Three days ago she had left Chicago. Mornings since then she'd wake up loose and easy, until she'd remember that ma was gone. There was no predicting what she would feel like next. Sometimes she'd be high, relieved that the dying was over, that an enormous weight had been lifted from her chest and she could breathe. Other times she sobbed hysterically, crying out "mama, mama," bleating like an abandoned calf until her throat was raw. She played back their last minutes together over and over, her mother no longer able to speak. It didn't matter because Wanda knew exactly what she wanted. She told her, so that her mom stopped trying, impossibly, to get the words out. She assured her that before anybody would take her away, Wanda would bathe her and clean up the mess in bed. No one will see you before you are smelling sweet as a rose, honey, I promise. Not to worry, ma. Her mom pointed toward the ceiling, circling her long arm, like her mother's mother had done, she remembered, to signal the end.

 

Then Wanda had washed her mother's body carefully, cleaning her, combing her hair and kissing her hands as they slowly got colder.
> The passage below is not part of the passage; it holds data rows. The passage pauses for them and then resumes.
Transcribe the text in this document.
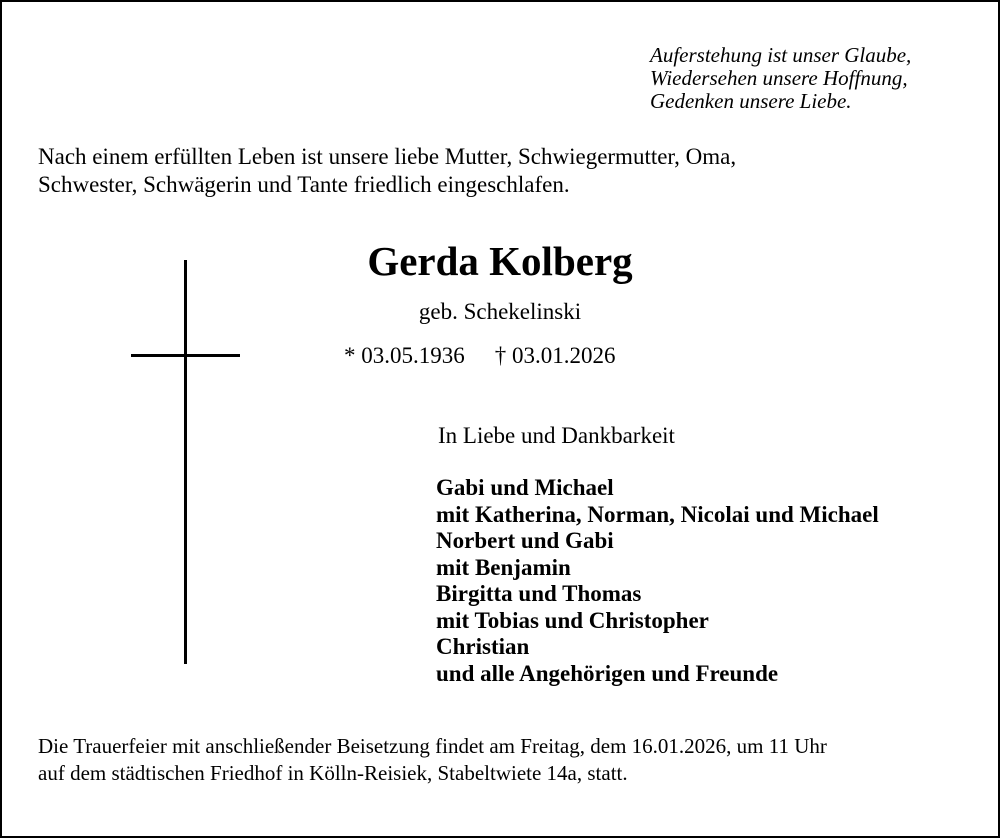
Auferstehung ist unser Glaube,
Wiedersehen unsere Hoffnung,
Gedenken unsere Liebe.
Nach einem erfüllten Leben ist unsere liebe Mutter, Schwiegermutter, Oma,
Schwester, Schwägerin und Tante friedlich eingeschlafen.
Gerda Kolberg
geb. Schekelinski
* 03.05.1936 † 03.01.2026
In Liebe und Dankbarkeit
Gabi und Michael
mit Katherina, Norman, Nicolai und Michael
Norbert und Gabi
mit Benjamin
Birgitta und Thomas
mit Tobias und Christopher
Christian
und alle Angehörigen und Freunde
Die Trauerfeier mit anschließender Beisetzung findet am Freitag, dem 16.01.2026, um 11 Uhr
auf dem städtischen Friedhof in Kölln-Reisiek, Stabeltwiete 14a, statt.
As she cleaned her sex, she was aware that this is what her ma had done for her as a little girl child and they had come full circle.  Then Wanda bathed herself and discovered that she had gotten her period. How right.

 

She started the car. Off to the left her eye caught a quick movement. Startled, a large doe and tiny spotted fawn crossed blindly before her headlights. Wanda watched until they were safe in her canyon, in the shelter of the Crazy Woman's place below, then waved good-bye.